Çözüm gücün olacak tek kişi
Bu bir gösterge; kim barış istiyor kim savaş istiyor noktasında çıplak gerçekliği görmüş olacağız. Gördük ama yeniden hatırlamış olacağız. Çünkü çok zaman geçti insanların bunu duymaya ihtiyacı var. Sayın Öcalan’ın iradesini, nerede durduğunu, Kürt sorununun çözümü konusunda ne düşündüğünü yeniden bütün toplumun ve Kürt halkının duymaya ihtiyacı var. Tecridin kırılması çok kritik bir yerde duruyor. Çünkü yeni dönemin nasıl şekilleneceği, nasıl bir rol oynayacağını geçmiş döneme bakarak anlayabiliyoruz bu anlamıyla orada bir barış iradesi tutsak, tecrit altında, Kürt sorununun demokratik çözümü tecrit altında ve bütün bu tecridi yapanın kendisi Kürt sorunu üzerinden kendini yaşatmaya çalışan AKP-MHP ittifakıdır.
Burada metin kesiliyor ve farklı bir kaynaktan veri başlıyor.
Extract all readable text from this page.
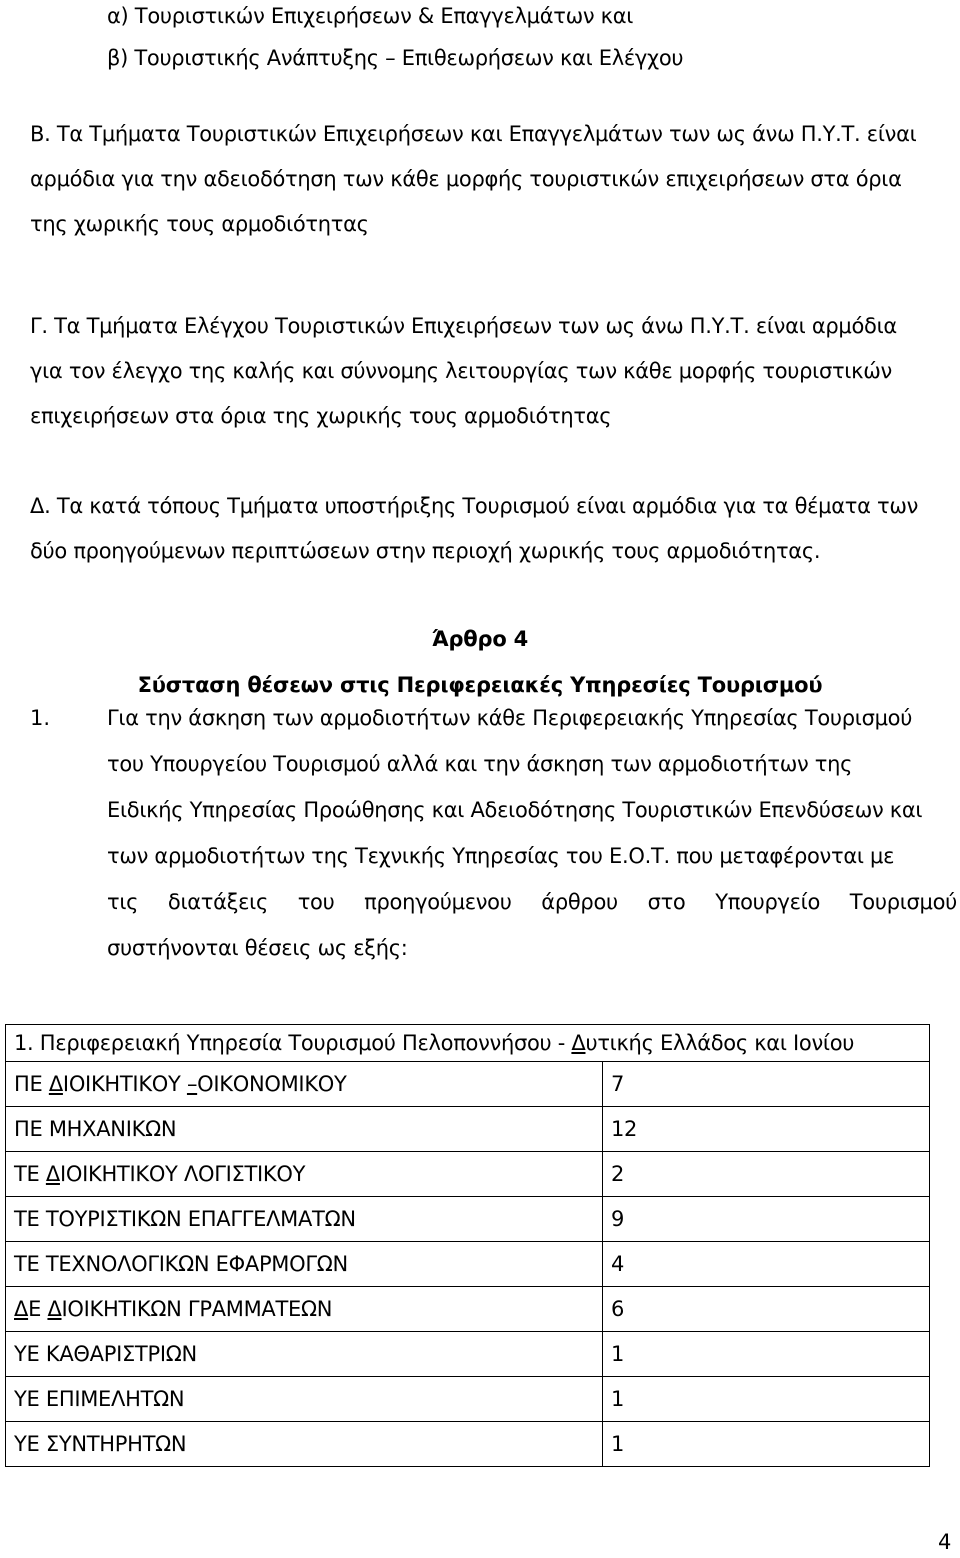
α) Τουριστικών Επιχειρήσεων & Επαγγελμάτων και
β) Τουριστικής Ανάπτυξης – Επιθεωρήσεων και Ελέγχου
Β. Τα Τμήματα Τουριστικών Επιχειρήσεων και Επαγγελμάτων των ως άνω Π.Υ.Τ. είναι
αρμόδια για την αδειοδότηση των κάθε μορφής τουριστικών επιχειρήσεων στα όρια
της χωρικής τους αρμοδιότητας
Γ. Τα Τμήματα Ελέγχου Τουριστικών Επιχειρήσεων των ως άνω Π.Υ.Τ. είναι αρμόδια
για τον έλεγχο της καλής και σύννομης λειτουργίας των κάθε μορφής τουριστικών
επιχειρήσεων στα όρια της χωρικής τους αρμοδιότητας
Δ. Τα κατά τόπους Τμήματα υποστήριξης Τουρισμού είναι αρμόδια για τα θέματα των
δύο προηγούμενων περιπτώσεων στην περιοχή χωρικής τους αρμοδιότητας.
Άρθρο 4
Σύσταση θέσεων στις Περιφερειακές Υπηρεσίες Τουρισμού
1.	Για την άσκηση των αρμοδιοτήτων κάθε Περιφερειακής Υπηρεσίας Τουρισμού
του Υπουργείου Τουρισμού αλλά και την άσκηση των αρμοδιοτήτων της
Ειδικής Υπηρεσίας Προώθησης και Αδειοδότησης Τουριστικών Επενδύσεων και
των αρμοδιοτήτων της Τεχνικής Υπηρεσίας του Ε.Ο.Τ. που μεταφέρονται με
τις διατάξεις του προηγούμενου άρθρου στο Υπουργείο Τουρισμού
συστήνονται θέσεις ως εξής:
1. Περιφερειακή Υπηρεσία Τουρισμού Πελοποννήσου - Δυτικής Ελλάδος και Ιονίου	
ΠΕ ΔΙΟΙΚΗΤΙΚΟΥ –ΟΙΚΟΝΟΜΙΚΟΥ	7
ΠΕ ΜΗΧΑΝΙΚΩΝ	12
ΤΕ ΔΙΟΙΚΗΤΙΚΟΥ ΛΟΓΙΣΤΙΚΟΥ	2
ΤΕ ΤΟΥΡΙΣΤΙΚΩΝ ΕΠΑΓΓΕΛΜΑΤΩΝ	9
ΤΕ ΤΕΧΝΟΛΟΓΙΚΩΝ ΕΦΑΡΜΟΓΩΝ	4
ΔΕ ΔΙΟΙΚΗΤΙΚΩΝ ΓΡΑΜΜΑΤΕΩΝ	6
ΥΕ ΚΑΘΑΡΙΣΤΡΙΩΝ	1
ΥΕ ΕΠΙΜΕΛΗΤΩΝ	1
ΥΕ ΣΥΝΤΗΡΗΤΩΝ	1
4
Kürt sorunu çözülmeden Ortadoğu sorunu çözülemez, barış gelemez. Bütün ülkeyi tutsak eden bir sorundan bahsediyoruz ve bu tutsaklığı çözecek, Türkiye’yi özgürleştirecek tek kişinin de Sayın Öcalan olduğunu söylüyoruz. Evet, Türkiye tutsak edilmiş bir durumda, Kürt sorunu üzerinden esir alınmış bir durumda bu esaret zincirlerini çözecek, çözüm gücü olabilecek, esaret zincirlerini kıracak yegane kişinin de Sayın Öcalan olduğunu açık ve net belirtelim.